Grafana Alloy & OpenTelemetry

Say Hello to Alloy

Magsther
9 min readMay 18, 2024

Introduction

Grafana Agent has recently transitioned to Alloy. In this post, I’ll guide you through it. While most examples demonstrate sending telemetry data directly from the agent to the vendor’s backend, OpenTelemetry introduces an exciting component called Collector.

With the OpenTelemetry Collector, users gain control over their data, enabling manipulation, enrichment, and vendor-agnostic destination decisions.

Please refer to my earlier post, OpenTelemetry as a Service if you want more information on setting up a central OpenTelemetry collector (gateway).

With the OpenTelemetry Collector, users gain control over their data, enabling manipulation, enrichment, and vendor-agnostic destination decisions.

What is Grafana Alloy, and why should I use it?

Grafana Alloy operates as an OpenTelemetry (OTEL) agent, enabling the collection and transmission of telemetry data from diverse sources to monitoring systems for analysis and visualization.

Alloy serves as a replacement for ingestion components, similar to OpenTelemetry collectors or Grafana agents, but it doesn’t replace tools like Mimir, Tempo, or Loki.

Grafana Alloy is vendor-neutral distribution of the OTEL collector and the recommended way to send OTEL data to Grafana Cloud.

For example, if you intend to ingest and display logs, metrics, and traces in Grafana, you can set up Loki, Mimir, and Tempo as datasources and deploy Alloy to scrape and send the data there.

This approach enables managing ingestion for multiple purposes with one component. This makes Alloy a versatile tool that can meet various monitoring needs.

Walkthrough of Grafana Alloy

Prerequisites

Before we begin, ensure you have a Kubernetes cluster set up. You can create a new local Kubernetes cluster by running the following command:kind create cluster

You’ll also need a free Grafana Cloud account. Grafana Cloud is a fully managed cloud observability platform built on open-source projects like Grafana, Mimir, Loki, and Tempo.
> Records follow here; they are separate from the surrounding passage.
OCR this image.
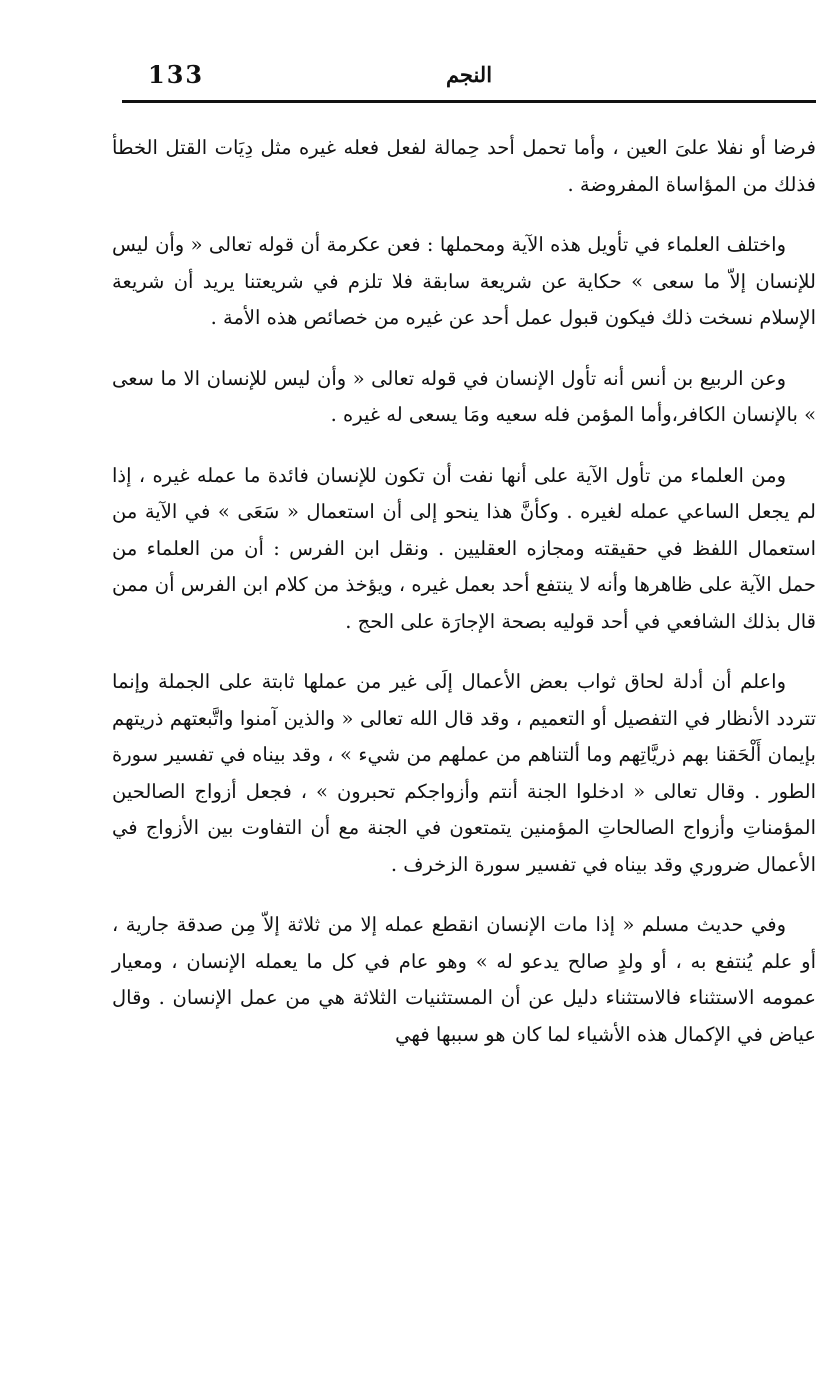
133	النجم

فرضا أو نفلا علىَ العين ، وأما تحمل أحد حِمالة لفعل فعله غيره مثل دِيَات القتل الخطأ فذلك من المؤاساة المفروضة .

واختلف العلماء في تأويل هذه الآية ومحملها : فعن عكرمة أن قوله تعالى « وأن ليس للإنسان إلاّ ما سعى » حكاية عن شريعة سابقة فلا تلزم في شريعتنا يريد أن شريعة الإسلام نسخت ذلك فيكون قبول عمل أحد عن غيره من خصائص هذه الأمة .

وعن الربيع بن أنس أنه تأول الإنسان في قوله تعالى « وأن ليس للإنسان الا ما سعى » بالإنسان الكافر،وأما المؤمن فله سعيه ومَا يسعى له غيره .

ومن العلماء من تأول الآية على أنها نفت أن تكون للإنسان فائدة ما عمله غيره ، إذا لم يجعل الساعي عمله لغيره . وكأنَّ هذا ينحو إلى أن استعمال « سَعَى » في الآية من استعمال اللفظ في حقيقته ومجازه العقليين . ونقل ابن الفرس : أن من العلماء من حمل الآية على ظاهرها وأنه لا ينتفع أحد بعمل غيره ، ويؤخذ من كلام ابن الفرس أن ممن قال بذلك الشافعي في أحد قوليه بصحة الإجارَة على الحج .

واعلم أن أدلة لحاق ثواب بعض الأعمال إلَى غير من عملها ثابتة على الجملة وإنما تتردد الأنظار في التفصيل أو التعميم ، وقد قال الله تعالى « والذين آمنوا واتَّبعتهم ذريتهم بإيمان أَلْحَقنا بهم ذريَّاتِهم وما ألتناهم من عملهم من شيء » ، وقد بيناه في تفسير سورة الطور . وقال تعالى « ادخلوا الجنة أنتم وأزواجكم تحبرون » ، فجعل أزواج الصالحين المؤمناتِ وأزواج الصالحاتِ المؤمنين يتمتعون في الجنة مع أن التفاوت بين الأزواج في الأعمال ضروري وقد بيناه في تفسير سورة الزخرف .

وفي حديث مسلم « إذا مات الإنسان انقطع عمله إلا من ثلاثة إلاّ مِن صدقة جارية ، أو علم يُنتفع به ، أو ولدٍ صالح يدعو له » وهو عام في كل ما يعمله الإنسان ، ومعيار عمومه الاستثناء فالاستثناء دليل عن أن المستثنيات الثلاثة هي من عمل الإنسان . وقال عياض في الإكمال هذه الأشياء لما كان هو سببها فهي
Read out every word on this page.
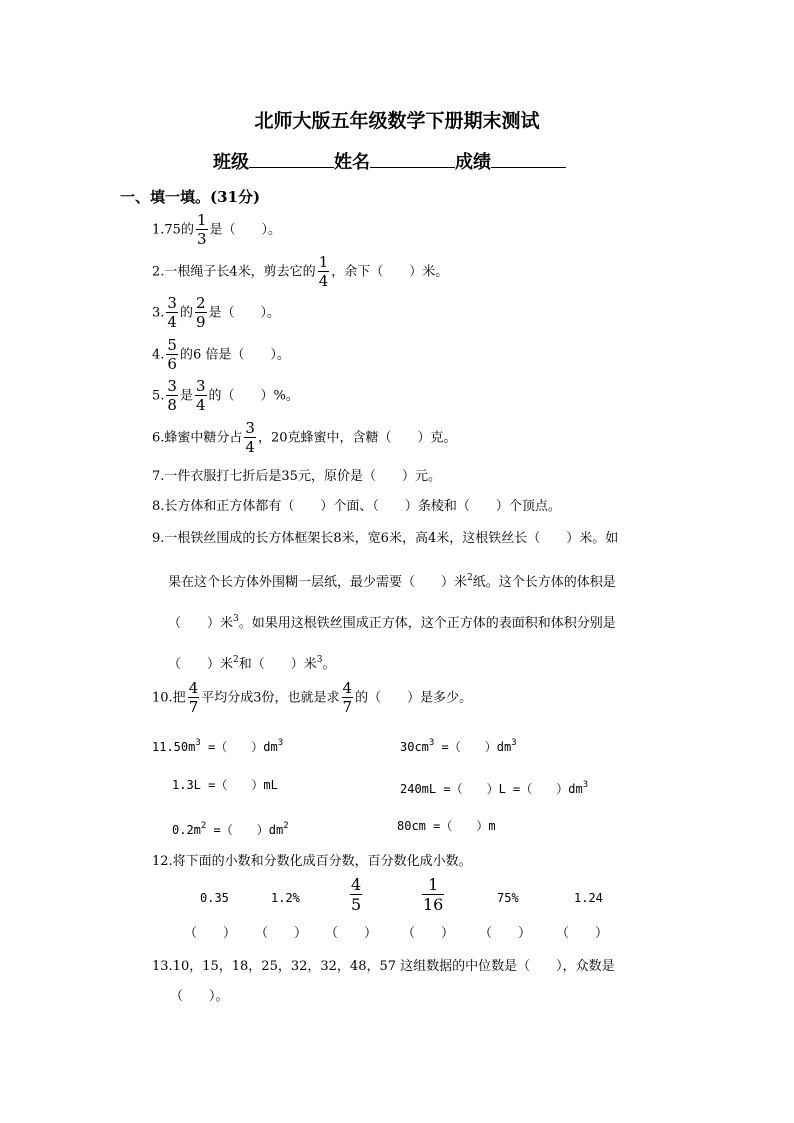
北师大版五年级数学下册期末测试
班级	姓名	成绩
一、填一填。(31分)
1.75的 $\frac{1}{3}$ 是（　　）。
2.一根绳子长4米，剪去它的 $\frac{1}{4}$ ，余下（　　）米。
3. $\frac{3}{4}$ 的 $\frac{2}{9}$ 是（　　）。
4. $\frac{5}{6}$ 的6 倍是（　　）。
5. $\frac{3}{8}$ 是 $\frac{3}{4}$ 的（　　）%。
6.蜂蜜中糖分占 $\frac{3}{4}$ ，20克蜂蜜中，含糖（　　）克。
7.一件衣服打七折后是35元，原价是（　　）元。
8.长方体和正方体都有（　　）个面、（　　）条棱和（　　）个顶点。
9.一根铁丝围成的长方体框架长8米，宽6米，高4米，这根铁丝长（　　）米。如
果在这个长方体外围糊一层纸，最少需要（　　）米$^2$纸。这个长方体的体积是
（　　）米$^3$。如果用这根铁丝围成正方体，这个正方体的表面积和体积分别是
（　　）米$^2$和（　　）米$^3$。
10.把 $\frac{4}{7}$ 平均分成3份，也就是求 $\frac{4}{7}$ 的（　　）是多少。
$11.50m^3$ =（　　）$dm^3$	$30cm^3$ =（　　）$dm^3$
1.3L =（　　）mL	240mL =（　　）L =（　　）$dm^3$
$0.2m^2$ =（　　）$dm^2$	80cm =（　　）m
12.将下面的小数和分数化成百分数，百分数化成小数。
0.35	1.2%	$\frac{4}{5}$	$\frac{1}{16}$	75%	1.24
（　　） （　　） （　　） （　　） （　　） （　　）
13.10，15，18，25，32，32，48，57 这组数据的中位数是（　　），众数是
（　　）。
If you haven’t already, sign up for a free account as it provides more than enough for what we’ll be doing here.

Add the necessary repository:

helm repo add grafana https://grafana.github.io/helm-charts
helm repo update

Setting up configuration

There are two alternatives for configuring Grafana Alloy for your Kubernetes cluster in Grafana Cloud. I’ll outline both, starting with the easiest method.

Alternative 1 (the easiest way)

To configure Grafana Alloy for your Kubernetes cluster in Grafana Cloud, follow these steps:

  1. Navigate to Infrastructure > Kubernetes > Configuration in Grafana Cloud.
  2. Select the desired features you want to enable.
  • Metrics: This option scrapes Kubernetes cluster infra metrics and sends them to Grafana Cloud Prometheus.
  • Cost Metrics: Enable this to scrape cost metrics, sending them to Grafana Cloud Prometheus.
  • Cluster Events: Capture Kubernetes cluster events, sending them to Grafana Cloud Loki.
  • Pod Logs: Capture pod logs and send them to Grafana Cloud Loki.
  • OTLP Receivers: Grafana Alloy will be configured to receive OpenTelemetry data via OTLP/gRPC and OTLP/HTTP.

3. Proceed with the configuration process.

However, if you want to send data to your own OpenTelemetry Collector, continue with Alternative 2

Alternative 2 (the recommended way)

This approach offers more flexibility and control over the configuration process.

  1. Begin by preparing the Helm values file.
  2. Configure the Helm values file according to your requirements, ensuring to replace <OTLP endpoint>, <your_endpoint>, <my_username>, and <my_secret_password> with my actual values. Alos, ensure the server protocol is set to otlphttp if you're using OTLP over HTTP.
host: <OTLP endpoint>
writeEndpoint: /<your_endpoint>
protocol: otlphttp
basicAuth:
username: <my_username>
password: <my_secret_password>

3. Deploy the Helm chart to your Kubernetes cluster.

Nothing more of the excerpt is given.